Cristiana: São extremamente sensíveis e agem de forma diferente ao que está acontecendo. A maioria é consciente e se cuida, mas há uma minoria descrente da doença e que age como se não houvesse nada. São comportamentos de defesa eu acredito. Não acreditar os faz , no pensamento deles, passar por tudo isso mais rápido. Já os que acreditam, se mostram ansiosos, mandam mensagens de saudade e de angústia pela volta da normalidade.
A turma é muito afetiva, e sinto que esse é o caminho. Quando percebo que estão se distanciando, monto vídeos deles, mando mensagens com montagens e trago de volta. É emocionante.
Ce: Você consegue perceber, à distância, se seus alunos estão emocionalmente prontos para as atividades propostas?
Cristiana: Sim. Sei que com 4 alunos terei que retomar, pois demonstram desinteresse por realizar as atividades e embrabecem com seus pais. Pois, para eles é na escola a aula e não em casa. Percebo, que a maioria não está totalmente pronta , mas realiza as atividades propostas. Acredito que ninguém estava pronto para isso, na verdade. Mas a maioria se adaptou com o passar do tempo. E fico feliz que alguns sejam sinceros e demonstrem o que sentem, isso também é valioso, só assim depois eu terei os dados necessários para retomar e dialogar.
Ce: Você já participou de algum treinamento sobre múltiplas inteligências ou inteligência emocional? Gostaria de aprender mais sobre isso?
Cristiana: Somente na faculdade, no 3º semestre, em 2015. Foi apenas 4 horas, mas precisava mais. Sim, tenho interesse.
Ce: Você se sente cobrada/pressionada pela gestão da sua escola em relação aos resultados dos estudantes?
Cristiana: Não. Na verdade tivemos reuniões on-line e muito diálogo sobre a importância da participação mais do que os resultados em si. Fomos orientados a manter o vínculo com os alunos e avançar conforme nos sentíamos à vontade com isso. Como se trata de algo novo, e as crianças receberam por meio físico e são orientadas, as metas estão sendo cumpridas dentro desse contexto de Pandemia. E já houve uma reorganização por parte da Secretaria de Educação para que isso tudo seja somado e dentro de um novo cronograma esse ano seja concluído. Sinto-me segura de que as coisas irão se organizar.

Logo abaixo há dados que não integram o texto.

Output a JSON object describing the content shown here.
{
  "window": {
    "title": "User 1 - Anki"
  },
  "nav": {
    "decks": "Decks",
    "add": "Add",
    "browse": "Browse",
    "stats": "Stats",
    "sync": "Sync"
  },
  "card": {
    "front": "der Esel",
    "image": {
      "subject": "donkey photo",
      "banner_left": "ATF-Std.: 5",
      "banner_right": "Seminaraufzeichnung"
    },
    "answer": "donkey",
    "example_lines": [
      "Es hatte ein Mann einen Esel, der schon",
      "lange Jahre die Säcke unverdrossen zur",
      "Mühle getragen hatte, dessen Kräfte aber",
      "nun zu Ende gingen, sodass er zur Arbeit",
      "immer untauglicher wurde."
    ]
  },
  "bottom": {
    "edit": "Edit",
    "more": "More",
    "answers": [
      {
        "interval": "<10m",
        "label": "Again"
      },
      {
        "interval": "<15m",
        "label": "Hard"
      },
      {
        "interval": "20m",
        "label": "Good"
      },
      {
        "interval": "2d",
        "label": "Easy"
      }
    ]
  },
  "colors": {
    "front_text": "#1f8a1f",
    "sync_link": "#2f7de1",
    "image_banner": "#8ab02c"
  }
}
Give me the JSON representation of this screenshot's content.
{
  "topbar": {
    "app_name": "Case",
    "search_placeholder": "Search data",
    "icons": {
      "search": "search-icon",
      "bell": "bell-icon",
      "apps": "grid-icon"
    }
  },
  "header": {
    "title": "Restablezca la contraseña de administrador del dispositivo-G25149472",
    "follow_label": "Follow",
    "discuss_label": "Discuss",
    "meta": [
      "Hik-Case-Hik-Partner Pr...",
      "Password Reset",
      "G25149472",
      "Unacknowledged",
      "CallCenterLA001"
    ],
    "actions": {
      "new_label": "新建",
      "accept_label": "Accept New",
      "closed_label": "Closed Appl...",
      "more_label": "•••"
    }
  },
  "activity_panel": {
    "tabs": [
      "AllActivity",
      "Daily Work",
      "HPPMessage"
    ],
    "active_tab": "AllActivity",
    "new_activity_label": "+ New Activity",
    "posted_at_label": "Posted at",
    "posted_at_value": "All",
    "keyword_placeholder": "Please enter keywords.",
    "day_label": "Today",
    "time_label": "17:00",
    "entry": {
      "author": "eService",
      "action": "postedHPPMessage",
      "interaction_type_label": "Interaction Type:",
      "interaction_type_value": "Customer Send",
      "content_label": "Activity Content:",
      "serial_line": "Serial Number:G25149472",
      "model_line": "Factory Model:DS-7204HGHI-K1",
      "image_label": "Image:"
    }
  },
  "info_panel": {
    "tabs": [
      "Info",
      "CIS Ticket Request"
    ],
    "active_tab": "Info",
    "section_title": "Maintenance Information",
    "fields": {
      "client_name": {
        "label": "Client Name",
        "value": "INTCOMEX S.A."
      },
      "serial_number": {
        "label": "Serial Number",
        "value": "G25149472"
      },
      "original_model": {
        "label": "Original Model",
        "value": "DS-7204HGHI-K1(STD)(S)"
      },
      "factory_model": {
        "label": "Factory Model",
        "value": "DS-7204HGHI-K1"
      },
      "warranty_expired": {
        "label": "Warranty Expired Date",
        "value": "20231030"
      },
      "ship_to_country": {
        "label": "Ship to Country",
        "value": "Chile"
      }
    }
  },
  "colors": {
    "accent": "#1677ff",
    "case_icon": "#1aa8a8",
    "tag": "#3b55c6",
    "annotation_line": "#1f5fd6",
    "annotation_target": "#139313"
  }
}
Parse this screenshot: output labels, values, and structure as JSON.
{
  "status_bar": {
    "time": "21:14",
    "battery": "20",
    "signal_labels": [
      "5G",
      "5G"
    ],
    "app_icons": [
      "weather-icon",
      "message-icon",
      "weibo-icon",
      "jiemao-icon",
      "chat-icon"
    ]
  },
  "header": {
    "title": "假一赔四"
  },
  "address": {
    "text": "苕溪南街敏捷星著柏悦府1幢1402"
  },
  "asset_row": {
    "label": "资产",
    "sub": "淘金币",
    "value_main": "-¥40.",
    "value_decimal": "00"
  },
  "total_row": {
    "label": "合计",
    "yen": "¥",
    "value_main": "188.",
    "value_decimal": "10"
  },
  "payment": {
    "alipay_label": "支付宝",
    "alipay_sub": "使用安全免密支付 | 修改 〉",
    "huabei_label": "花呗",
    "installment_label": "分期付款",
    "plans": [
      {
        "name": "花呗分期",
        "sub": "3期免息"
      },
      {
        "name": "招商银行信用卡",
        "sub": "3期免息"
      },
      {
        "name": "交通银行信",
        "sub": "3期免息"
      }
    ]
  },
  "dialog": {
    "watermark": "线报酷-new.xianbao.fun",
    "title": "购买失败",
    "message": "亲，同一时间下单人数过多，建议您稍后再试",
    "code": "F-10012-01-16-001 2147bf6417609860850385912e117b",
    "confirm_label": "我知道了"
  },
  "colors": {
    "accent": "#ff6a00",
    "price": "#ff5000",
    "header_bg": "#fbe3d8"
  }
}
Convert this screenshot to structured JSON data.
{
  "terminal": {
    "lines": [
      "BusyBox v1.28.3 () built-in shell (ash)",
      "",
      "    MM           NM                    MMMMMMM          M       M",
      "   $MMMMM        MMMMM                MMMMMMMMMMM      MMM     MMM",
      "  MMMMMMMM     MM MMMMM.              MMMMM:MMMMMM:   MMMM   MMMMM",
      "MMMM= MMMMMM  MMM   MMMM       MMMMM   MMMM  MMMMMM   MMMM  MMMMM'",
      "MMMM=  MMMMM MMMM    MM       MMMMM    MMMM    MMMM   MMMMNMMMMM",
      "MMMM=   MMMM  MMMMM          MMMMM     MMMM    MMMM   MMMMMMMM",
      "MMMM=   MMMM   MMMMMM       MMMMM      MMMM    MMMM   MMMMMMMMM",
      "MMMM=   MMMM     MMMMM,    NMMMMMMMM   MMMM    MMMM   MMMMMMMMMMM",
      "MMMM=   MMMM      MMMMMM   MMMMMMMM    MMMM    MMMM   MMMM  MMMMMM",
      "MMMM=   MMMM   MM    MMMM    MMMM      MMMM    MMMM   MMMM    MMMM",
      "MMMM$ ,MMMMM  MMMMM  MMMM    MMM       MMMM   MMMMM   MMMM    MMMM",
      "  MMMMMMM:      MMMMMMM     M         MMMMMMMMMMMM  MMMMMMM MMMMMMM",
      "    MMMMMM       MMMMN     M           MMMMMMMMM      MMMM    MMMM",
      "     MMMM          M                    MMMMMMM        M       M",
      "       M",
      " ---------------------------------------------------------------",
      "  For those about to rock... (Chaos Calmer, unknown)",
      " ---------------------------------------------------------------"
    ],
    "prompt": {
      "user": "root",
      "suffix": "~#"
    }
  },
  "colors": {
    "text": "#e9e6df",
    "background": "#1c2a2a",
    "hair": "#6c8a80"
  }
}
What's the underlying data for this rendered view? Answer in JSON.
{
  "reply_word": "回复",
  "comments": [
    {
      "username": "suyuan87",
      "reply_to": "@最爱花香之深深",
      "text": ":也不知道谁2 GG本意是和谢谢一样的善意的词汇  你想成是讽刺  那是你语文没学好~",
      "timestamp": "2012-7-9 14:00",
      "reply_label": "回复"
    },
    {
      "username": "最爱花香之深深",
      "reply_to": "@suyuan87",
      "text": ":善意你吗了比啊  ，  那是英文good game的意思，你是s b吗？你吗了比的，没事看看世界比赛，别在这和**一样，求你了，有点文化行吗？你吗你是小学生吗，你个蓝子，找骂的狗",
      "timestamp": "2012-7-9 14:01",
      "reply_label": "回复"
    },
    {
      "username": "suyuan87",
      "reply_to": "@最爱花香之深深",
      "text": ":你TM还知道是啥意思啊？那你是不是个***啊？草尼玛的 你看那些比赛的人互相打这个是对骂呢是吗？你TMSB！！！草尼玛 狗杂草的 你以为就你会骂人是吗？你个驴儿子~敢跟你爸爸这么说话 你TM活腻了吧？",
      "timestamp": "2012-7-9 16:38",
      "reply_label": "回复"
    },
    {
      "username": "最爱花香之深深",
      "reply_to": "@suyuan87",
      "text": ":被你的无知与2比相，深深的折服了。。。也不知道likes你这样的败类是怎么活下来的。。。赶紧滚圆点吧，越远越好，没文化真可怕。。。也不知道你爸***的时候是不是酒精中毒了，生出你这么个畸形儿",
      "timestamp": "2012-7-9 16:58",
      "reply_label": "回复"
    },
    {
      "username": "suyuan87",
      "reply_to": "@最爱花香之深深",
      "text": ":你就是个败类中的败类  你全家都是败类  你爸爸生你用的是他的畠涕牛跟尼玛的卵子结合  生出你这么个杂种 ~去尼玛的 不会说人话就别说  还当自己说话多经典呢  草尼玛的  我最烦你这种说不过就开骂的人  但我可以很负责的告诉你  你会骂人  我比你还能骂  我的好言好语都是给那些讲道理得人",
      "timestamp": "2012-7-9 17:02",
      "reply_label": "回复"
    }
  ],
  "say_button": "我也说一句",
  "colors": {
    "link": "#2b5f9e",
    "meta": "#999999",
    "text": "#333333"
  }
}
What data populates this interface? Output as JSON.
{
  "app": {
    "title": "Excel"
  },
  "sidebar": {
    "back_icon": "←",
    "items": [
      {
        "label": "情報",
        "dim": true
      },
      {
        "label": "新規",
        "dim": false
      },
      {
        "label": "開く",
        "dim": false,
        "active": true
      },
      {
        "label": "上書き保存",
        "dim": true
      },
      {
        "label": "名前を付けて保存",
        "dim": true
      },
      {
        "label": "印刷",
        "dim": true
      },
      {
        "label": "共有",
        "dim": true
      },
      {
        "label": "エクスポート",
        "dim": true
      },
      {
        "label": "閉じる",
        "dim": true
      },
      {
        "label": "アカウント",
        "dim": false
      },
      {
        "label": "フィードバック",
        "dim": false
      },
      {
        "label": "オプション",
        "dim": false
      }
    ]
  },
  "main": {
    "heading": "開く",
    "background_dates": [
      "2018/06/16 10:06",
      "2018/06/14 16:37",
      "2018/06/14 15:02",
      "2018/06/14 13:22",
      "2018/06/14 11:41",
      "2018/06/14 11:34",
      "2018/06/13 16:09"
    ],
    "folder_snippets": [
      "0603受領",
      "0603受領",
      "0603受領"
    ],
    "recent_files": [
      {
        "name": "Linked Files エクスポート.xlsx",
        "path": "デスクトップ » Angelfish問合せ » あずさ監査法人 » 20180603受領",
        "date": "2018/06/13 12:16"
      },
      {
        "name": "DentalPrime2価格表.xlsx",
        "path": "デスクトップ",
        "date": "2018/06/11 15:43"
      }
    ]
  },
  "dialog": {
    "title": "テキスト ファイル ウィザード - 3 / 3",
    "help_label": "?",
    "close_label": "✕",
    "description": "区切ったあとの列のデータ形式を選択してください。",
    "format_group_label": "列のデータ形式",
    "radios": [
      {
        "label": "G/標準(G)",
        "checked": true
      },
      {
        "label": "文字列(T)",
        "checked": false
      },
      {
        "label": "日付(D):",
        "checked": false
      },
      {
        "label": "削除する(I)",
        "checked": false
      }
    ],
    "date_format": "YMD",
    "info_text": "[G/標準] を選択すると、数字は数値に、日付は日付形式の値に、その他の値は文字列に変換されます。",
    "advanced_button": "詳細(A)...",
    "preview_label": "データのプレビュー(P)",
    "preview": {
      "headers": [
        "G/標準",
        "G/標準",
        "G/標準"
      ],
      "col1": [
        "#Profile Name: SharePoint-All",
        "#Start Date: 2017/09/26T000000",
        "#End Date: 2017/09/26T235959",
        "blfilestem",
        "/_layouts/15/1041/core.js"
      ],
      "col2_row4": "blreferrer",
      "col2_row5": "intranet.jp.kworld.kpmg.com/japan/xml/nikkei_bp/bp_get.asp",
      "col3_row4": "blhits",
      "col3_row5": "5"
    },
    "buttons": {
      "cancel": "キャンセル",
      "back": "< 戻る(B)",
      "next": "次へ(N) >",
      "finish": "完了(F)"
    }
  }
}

Ce: Você se sente cobrada/pressionada pelas famílias em relação ao seu trabalho?
Cristiana: Sim. As famílias cobram o avanço das atividades e a volta para a escola. Bem como pressionam que eu avance mais, pensando em seus filhos e não no todo. Principalmente com a orientação de enviar as mesmas atividades a todos, pois os alunos mais avançados queriam ir além.
Ce: Você sente algum tipo de medo ou desconforto em relação ao seu trabalho?
Cristiana: Eu sinto medo de ser incompetente e desconforto por saber que nem todos os alunos têm o mesmo acesso. Esse medo tem a ver com a cobrança que faço a mim mesma, pois quero que meus alunos aprendam , mas ao mesmo tempo sei que é um período de cuidados e a prioridade é a saúde.
Tenho medo maior de ficar com essa doença. Vem vários pensamentos na verdade, a vontade de voltar, mas o medo de ficar doente e em saber que a maioria dos alunos ficam com os avós (grupo de risco) no turno inverso à escola ou aguardando os pais chegarem.
Ce: Que aprendizado você está tendo com essa experiência de educar à distância?
Cristiana: Que eu preciso me atualizar quanto às metodologias de ensino à distância, inclusive iniciei Pós graduação. Que s escola é fundamental em aspectos sociais, de rotina, socialização e organização. Que a saúde e Educação são áreas que precisam de enorme atenção, principalmente em seus suportes tecnológicos e valorização da Ciência.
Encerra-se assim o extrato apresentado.